Voor de inrichtingstypestandaard overschrijft een cloudsjablooneigenschap een opslagprofielstandaard en overschrijft een opslagprofielstandaard een standaard van een vCenter-opslagbeleid.
Schijftoewijzing met machines
In een project met meerdere cloudzones die tot verschillende cloudaccounts behoren, volgt een schijf de machine, zelfs als de schijf niet aan de machine is gekoppeld. Dit gedrag houdt de resources bij elkaar om fouten te voorkomen wanneer u ervoor kiest de schijf later te koppelen.

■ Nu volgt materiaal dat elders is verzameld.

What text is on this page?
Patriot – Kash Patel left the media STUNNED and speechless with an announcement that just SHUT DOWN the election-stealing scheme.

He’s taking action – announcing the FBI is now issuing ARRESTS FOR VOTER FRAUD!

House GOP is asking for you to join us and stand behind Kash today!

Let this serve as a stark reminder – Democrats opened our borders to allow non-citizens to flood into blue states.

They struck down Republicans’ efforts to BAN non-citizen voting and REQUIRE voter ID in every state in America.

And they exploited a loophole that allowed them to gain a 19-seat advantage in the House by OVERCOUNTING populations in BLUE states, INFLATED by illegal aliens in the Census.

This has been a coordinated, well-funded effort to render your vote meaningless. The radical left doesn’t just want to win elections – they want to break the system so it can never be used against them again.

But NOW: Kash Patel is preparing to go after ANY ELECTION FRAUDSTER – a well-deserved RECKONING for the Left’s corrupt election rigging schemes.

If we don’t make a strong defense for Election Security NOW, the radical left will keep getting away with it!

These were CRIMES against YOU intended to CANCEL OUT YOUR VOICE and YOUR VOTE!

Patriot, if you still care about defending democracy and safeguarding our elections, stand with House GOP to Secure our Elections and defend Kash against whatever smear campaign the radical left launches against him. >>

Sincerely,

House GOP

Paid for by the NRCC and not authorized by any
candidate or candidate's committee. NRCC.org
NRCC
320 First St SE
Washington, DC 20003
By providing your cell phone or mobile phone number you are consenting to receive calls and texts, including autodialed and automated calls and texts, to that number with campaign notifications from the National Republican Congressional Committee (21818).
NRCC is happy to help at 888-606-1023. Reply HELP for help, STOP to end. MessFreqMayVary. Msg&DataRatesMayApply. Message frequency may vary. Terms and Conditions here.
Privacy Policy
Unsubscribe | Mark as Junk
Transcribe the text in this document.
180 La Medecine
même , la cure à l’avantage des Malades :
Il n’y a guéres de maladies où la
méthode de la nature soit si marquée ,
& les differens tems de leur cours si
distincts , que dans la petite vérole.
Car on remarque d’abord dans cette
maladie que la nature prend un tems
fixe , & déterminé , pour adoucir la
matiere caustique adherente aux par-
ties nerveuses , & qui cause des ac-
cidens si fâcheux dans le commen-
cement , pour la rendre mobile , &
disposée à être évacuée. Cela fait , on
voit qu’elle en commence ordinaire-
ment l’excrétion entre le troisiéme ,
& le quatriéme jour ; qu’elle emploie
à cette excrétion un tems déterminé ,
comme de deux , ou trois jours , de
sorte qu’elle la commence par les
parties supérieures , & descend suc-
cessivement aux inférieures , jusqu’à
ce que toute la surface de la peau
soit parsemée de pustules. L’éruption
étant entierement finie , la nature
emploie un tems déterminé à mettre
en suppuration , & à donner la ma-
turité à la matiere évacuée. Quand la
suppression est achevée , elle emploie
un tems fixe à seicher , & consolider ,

Het volgende ontwerp werkt bijvoorbeeld niet. De cloudsjabloon probeert locatiebeperkingen te gebruiken om de schijf te scheiden, maar de implementatie retourneert in plaats daarvan de fout No matching placement
.
Als u een schijf in een ander cloudaccount moet plaatsen, gebruikt u een afzonderlijke implementatie om de schijf te implementeren.
resources: Machine1: type: Cloud.vSphere.Machine properties: image: ubuntu flavor: small constraints: - tag: 'location:siteA' Disk1: type: Cloud.vSphere.Disk properties: capacityGb: 1 constraints: - tag: 'location:siteB'
Eersteklasschijven en standaardschijven
Met behulp van de optie Schijftype op de pagina Opslagprofiel of de vRealize Automation-API kunt u een opslagprofiel maken ter ondersteuning van FCD- (eersteklasschijf) of standaardschijfopslag. De FCD-optie maakt een vSphere-opslagprofiel.
- Eersteklasschijf
Eersteklasschijven kunnen onafhankelijk van een virtuele vSphere-machine bestaan. Een eersteklasschijf heeft ook levenscyclusbeheermogelijkheden die onafhankelijk van een virtuele machine kunnen werken. Eersteklasschijven zijn beschikbaar voor vSphere 6.7 Update 2 en hoger, en worden momenteel in vRealize Automation geïmplementeerd als alleen-API-functie.
Zie Wat kan ik doen met de eersteklasschijfopslag in vRealize Automation voor informatie over de FCD-opslag, inclusief de mogelijkheden die beschikbaar zijn in de vRealize Automation-API, en voor koppelingen naar de API-documentatie zelf.
- Standaardschijf
Standaardschijfopslag wordt gemaakt en beheerd als geïntegreerd onderdeel van een virtuele machine.
Zie Wat kan ik doen met standaardschijfopslag in vRealize Automation en Wat kan ik doen met persistente schijfopslag in vRealize Automation voor meer informatie over standaardschijfopslag.
Schijfversleuteling aan Azure-serverzijde
Als u voor Azure-resources versleuteling in een opslagprofiel voor een beheerde schijf wilt ondersteunen, selecteert u ook schijfversleuteling met een gekoppelde sleutel. De beschikbare versleuteling en sleutels komen overeen met de schijfversleutelingssets die in Azure zijn geconfigureerd voor de locatie.